Express & Star

Peter Rhodes on lip reading, predictions that came true and a lamp to light your pepper

Not so much a skill as a necessity.

Published
A bill for the Bill

A MEMORABLE discovery of yuletide was a miraculous cocktail, Prosecco served with a splash of ginger wine. Warms you up as it cools you down.

MEANWHILE, in this stony-broke post-Xmas phase, doesn't last week's news from the Access to Cash organisation have a hollow ring? They warned us that Britain was heading towards a cashless society. After a thorough search of the sofa, I have to agree.

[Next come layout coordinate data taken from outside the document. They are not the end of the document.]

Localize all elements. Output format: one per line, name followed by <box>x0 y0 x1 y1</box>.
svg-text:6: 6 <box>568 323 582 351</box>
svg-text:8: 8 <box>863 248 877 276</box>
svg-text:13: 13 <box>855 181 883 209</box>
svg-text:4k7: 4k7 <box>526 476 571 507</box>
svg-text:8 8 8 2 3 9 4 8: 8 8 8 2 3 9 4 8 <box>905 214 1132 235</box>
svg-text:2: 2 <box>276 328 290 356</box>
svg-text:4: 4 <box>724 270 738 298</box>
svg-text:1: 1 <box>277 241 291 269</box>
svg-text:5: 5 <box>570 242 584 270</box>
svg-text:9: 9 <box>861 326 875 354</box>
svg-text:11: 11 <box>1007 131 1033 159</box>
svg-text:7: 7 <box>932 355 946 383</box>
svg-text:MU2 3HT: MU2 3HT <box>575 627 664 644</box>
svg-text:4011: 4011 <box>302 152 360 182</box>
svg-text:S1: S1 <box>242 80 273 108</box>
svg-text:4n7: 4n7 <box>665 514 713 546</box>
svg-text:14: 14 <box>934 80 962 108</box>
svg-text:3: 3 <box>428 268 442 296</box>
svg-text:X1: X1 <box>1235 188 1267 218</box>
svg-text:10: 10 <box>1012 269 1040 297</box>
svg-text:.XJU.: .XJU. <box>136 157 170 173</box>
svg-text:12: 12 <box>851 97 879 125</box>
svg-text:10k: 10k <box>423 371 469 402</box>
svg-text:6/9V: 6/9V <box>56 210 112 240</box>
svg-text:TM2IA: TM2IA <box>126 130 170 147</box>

IT is traditional at this time of year that something important in the house packs up. In our case it was the pepper mill. During one festive blow-out, it suddenly expelled its innards in a rattle of bolts, nuts, springs and plastic wheels. Replacing it brought us once again into the over-sophistication of everyday life. The latest pepper mills are not only powered by batteries but include a little light. You can't help wondering if, at any stage in the development, anybody asked the inventor: "Yes, but why..?"

THIS is the time of year when we hacks look back proudly on all the predictions we got right (while quietly ignoring all the ones we got wrong). I take some pride in forecasting in October that any tax cuts in the 2018 Budget would be swallowed up by your 2019 council tax. Sure enough, councils are being told to bump up the tax to pay for more policing. I was right, too, in December 2017 with this: "If I had to make one political prediction for 2018 it would be that either John McDonnell or his boss Jeremy Corbyn will have a serious and very public loss of temper." Corbyn's "stupid woman / people" moment in the House of Commons was not a raging fury but was still damaging.

IF my aunts and great-aunts in Yorkshire were still alive, they would have known in a split-second exactly what Jeremy Corbyn said. They were all mill girls and all fluent lip-readers. When you work among the thunder of steam-powered looms in a cotton mill, lip-reading is not so much a skill as a necessity.

RESEARCH at the London School of Economics suggests that "endurance exercise" such as jogging, weight-lifting and push-ups may be as effective as tablets in bringing down blood pressure. Maybe so. And if some patients can replace some tablets with some exercise, that has to be good for them and for the NHS budget. But don't expect miracles. When I was first diagnosed with high blood pressure more than 20 years ago, I tried everything from hard exercise and meditation to garlic capsules and blackcurrant tea. In the end, nothing cured my blood pressure quite like blood-pressure tablets.

MEANWHILE, my campaign against the reckless use of the term "up to" in advertising leads me to the Flash Magic Eraser which, according to the package, "erases up to 100 per cent of impossible stains." Impossible stains presumably include unicorn dung.